Butler, Wilson, Holt, and Phillips all agreed that Black artists are better positioned in the music industry now than ever before. Hip-hop is the most popular genre in America, and Black artists dominate it. Social media and music distribution platforms like SoundCloud have eliminated barriers to entry that were once insurmountable, allowing musicians to build a following and release their music without a record company's help. And information—on what a bad record deal looks like, or who the top lawyers in the music business are, or whether it's better to sign with an indie or a major—is readily available to anyone who seeks it. Black artists have leverage. The problem, Butler said, is that sometimes, they don't know how to use it.

"I see artists today as having power, but not recognizing their power," Butler said. "You don't recognize that you do have the power to negotiate, or the power that everyone has, which is just to say no, and to walk away and do it on your own. Little Richard couldn't walk away and do it on his own. And if you don't recognize your power, you may as well be Little Richard."

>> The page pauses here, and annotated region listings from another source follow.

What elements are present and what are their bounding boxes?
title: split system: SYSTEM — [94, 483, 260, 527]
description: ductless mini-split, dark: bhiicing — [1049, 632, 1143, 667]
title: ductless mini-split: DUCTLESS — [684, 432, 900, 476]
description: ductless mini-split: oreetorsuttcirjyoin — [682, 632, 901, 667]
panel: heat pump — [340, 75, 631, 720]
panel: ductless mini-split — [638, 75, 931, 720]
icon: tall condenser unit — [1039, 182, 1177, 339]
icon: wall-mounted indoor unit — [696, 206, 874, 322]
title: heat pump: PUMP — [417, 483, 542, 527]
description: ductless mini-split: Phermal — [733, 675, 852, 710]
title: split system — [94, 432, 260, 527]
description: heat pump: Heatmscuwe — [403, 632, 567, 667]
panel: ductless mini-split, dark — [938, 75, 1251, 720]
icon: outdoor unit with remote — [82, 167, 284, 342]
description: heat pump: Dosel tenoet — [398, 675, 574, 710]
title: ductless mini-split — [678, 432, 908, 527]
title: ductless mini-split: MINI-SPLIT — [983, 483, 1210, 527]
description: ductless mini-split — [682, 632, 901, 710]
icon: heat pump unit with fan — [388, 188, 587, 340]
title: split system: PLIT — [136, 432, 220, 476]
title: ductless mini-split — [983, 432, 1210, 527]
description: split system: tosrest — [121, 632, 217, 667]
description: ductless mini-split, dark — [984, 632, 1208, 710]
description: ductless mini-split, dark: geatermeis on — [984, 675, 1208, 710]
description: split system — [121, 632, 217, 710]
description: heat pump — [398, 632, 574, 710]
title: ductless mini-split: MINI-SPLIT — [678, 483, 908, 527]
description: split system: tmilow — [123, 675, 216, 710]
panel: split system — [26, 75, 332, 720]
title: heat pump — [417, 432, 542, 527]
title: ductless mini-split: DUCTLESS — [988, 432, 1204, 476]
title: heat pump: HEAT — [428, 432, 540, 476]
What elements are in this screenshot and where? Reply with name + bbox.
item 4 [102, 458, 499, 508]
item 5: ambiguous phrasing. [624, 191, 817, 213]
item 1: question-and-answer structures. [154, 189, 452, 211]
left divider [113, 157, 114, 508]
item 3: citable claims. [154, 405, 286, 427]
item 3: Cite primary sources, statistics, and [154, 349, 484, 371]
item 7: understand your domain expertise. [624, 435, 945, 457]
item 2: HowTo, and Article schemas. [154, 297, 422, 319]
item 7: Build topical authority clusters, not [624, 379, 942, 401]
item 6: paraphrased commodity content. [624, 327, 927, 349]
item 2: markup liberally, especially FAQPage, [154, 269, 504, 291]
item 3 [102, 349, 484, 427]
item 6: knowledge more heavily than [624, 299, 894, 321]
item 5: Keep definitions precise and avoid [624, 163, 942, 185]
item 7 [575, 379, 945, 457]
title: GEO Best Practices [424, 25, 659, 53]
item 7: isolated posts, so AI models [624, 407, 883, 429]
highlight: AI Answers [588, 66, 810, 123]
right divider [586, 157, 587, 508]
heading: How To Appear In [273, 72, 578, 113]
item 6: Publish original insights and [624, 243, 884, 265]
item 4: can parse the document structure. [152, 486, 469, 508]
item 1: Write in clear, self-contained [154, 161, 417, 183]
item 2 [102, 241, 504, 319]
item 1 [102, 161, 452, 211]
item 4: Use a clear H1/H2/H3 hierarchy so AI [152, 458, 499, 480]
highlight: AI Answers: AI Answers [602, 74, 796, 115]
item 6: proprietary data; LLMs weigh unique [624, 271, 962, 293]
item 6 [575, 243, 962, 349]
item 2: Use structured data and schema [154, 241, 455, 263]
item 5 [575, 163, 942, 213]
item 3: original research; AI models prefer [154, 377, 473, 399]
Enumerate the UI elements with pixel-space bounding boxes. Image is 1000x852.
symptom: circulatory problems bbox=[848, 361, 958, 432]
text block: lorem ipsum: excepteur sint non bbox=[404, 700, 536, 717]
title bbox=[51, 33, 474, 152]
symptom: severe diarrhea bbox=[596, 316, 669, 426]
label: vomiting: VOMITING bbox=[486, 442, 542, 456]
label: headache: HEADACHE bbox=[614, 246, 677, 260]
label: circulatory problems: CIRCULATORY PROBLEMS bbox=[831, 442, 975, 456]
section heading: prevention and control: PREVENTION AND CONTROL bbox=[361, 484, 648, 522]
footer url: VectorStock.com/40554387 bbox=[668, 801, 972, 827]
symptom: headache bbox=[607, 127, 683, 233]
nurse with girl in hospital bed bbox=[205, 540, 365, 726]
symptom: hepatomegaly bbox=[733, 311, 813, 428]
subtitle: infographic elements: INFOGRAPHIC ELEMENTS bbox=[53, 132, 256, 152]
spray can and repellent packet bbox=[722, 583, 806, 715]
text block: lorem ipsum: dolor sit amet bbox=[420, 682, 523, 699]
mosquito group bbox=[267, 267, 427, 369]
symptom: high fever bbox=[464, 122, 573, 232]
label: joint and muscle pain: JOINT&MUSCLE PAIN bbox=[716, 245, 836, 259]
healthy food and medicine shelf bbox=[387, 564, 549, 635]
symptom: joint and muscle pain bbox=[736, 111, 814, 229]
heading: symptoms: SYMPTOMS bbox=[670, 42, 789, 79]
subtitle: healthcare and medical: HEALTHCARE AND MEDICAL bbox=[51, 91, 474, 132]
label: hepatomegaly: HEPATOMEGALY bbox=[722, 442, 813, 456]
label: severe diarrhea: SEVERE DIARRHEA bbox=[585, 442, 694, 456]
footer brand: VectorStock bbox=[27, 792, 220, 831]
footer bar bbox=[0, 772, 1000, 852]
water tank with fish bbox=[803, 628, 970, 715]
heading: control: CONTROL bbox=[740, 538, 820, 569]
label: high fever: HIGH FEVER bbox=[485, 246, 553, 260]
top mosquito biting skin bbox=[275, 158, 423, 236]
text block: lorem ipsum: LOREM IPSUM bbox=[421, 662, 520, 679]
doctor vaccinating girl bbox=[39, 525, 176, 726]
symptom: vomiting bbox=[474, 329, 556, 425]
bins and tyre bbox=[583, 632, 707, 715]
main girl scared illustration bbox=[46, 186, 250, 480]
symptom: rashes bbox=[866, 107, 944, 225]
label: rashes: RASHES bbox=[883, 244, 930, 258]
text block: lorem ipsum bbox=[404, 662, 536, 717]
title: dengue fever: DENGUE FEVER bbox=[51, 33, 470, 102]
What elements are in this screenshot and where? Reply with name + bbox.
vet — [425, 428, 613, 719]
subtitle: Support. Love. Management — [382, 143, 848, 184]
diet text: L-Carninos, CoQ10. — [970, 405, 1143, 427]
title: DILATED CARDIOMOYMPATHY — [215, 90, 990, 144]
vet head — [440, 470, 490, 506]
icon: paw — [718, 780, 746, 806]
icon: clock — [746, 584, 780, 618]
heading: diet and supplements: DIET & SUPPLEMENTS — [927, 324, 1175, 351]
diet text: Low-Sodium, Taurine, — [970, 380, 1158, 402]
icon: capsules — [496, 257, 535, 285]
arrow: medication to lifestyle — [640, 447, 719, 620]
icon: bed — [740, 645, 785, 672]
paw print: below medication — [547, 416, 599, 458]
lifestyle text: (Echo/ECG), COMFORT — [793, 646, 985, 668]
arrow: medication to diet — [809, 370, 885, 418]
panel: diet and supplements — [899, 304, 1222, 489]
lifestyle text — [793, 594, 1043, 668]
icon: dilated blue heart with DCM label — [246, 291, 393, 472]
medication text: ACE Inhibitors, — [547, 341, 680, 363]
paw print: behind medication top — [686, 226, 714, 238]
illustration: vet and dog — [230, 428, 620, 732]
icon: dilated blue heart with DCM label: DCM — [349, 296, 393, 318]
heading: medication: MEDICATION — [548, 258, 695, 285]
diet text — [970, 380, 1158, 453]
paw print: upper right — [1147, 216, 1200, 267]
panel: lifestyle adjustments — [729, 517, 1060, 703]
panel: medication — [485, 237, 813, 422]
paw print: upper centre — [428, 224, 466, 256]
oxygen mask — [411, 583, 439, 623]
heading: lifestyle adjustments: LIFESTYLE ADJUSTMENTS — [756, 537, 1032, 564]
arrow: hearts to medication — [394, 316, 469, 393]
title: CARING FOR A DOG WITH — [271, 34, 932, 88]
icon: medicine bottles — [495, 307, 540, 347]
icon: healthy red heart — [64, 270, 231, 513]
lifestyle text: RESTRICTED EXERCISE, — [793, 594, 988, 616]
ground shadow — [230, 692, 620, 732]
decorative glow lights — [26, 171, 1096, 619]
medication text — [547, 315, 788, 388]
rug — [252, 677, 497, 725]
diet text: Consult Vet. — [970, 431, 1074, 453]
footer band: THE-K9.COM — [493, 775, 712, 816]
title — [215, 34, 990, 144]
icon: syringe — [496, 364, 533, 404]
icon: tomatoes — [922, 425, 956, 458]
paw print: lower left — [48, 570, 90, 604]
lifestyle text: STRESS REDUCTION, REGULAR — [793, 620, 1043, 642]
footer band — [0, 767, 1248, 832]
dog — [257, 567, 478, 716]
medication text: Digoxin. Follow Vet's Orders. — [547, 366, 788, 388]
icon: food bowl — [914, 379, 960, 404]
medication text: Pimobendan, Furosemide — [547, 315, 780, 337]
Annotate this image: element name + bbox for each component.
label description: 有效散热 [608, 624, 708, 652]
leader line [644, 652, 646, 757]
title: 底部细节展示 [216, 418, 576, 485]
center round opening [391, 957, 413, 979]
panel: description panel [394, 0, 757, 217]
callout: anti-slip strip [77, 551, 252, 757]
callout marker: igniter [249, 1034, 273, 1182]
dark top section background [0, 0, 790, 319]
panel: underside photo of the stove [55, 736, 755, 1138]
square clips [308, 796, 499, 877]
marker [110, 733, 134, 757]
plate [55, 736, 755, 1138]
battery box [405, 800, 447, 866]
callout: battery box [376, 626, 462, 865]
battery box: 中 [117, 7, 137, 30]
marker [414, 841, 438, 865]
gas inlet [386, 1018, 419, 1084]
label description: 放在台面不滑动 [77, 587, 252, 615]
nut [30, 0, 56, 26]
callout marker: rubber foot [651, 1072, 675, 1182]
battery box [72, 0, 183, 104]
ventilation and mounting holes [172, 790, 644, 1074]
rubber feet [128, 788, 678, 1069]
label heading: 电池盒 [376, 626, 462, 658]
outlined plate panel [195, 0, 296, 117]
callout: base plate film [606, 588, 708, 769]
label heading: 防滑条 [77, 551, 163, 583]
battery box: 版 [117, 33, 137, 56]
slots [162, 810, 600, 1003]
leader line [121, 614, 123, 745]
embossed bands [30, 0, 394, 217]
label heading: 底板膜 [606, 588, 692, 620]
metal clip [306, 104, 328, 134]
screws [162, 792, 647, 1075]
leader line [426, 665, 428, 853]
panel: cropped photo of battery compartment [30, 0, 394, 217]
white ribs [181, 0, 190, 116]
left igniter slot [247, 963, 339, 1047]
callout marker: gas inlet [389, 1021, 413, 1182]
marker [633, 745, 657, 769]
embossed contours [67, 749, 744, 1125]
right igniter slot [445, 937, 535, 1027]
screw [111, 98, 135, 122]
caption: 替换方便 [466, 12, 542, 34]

Later in life, Richard sued Art Rupe and Specialty Records, seeking upwards of $100 million for what he claimed were decades worth of unpaid royalties. The lawsuit was ultimately settled out of court for an undisclosed amount. He spent his final years in Tennessee, living at the Hilton in downtown Nashville with his adopted son, Danny Penniman. The two of them were close; over the years, Penniman told Rolling Stone, his father had spoken often about how badly he'd been ripped off by Specialty, and how bitter he was that—despite his wild success—he'd never been paid the money he was due. But by the time he died in May of 2020, Penniman said, Richard had resigned himself to the fact that he would never get what he was owed.

"He came to the reality of what it was: That’s his life," Penniman said. "In the later years, he was at peace with it.”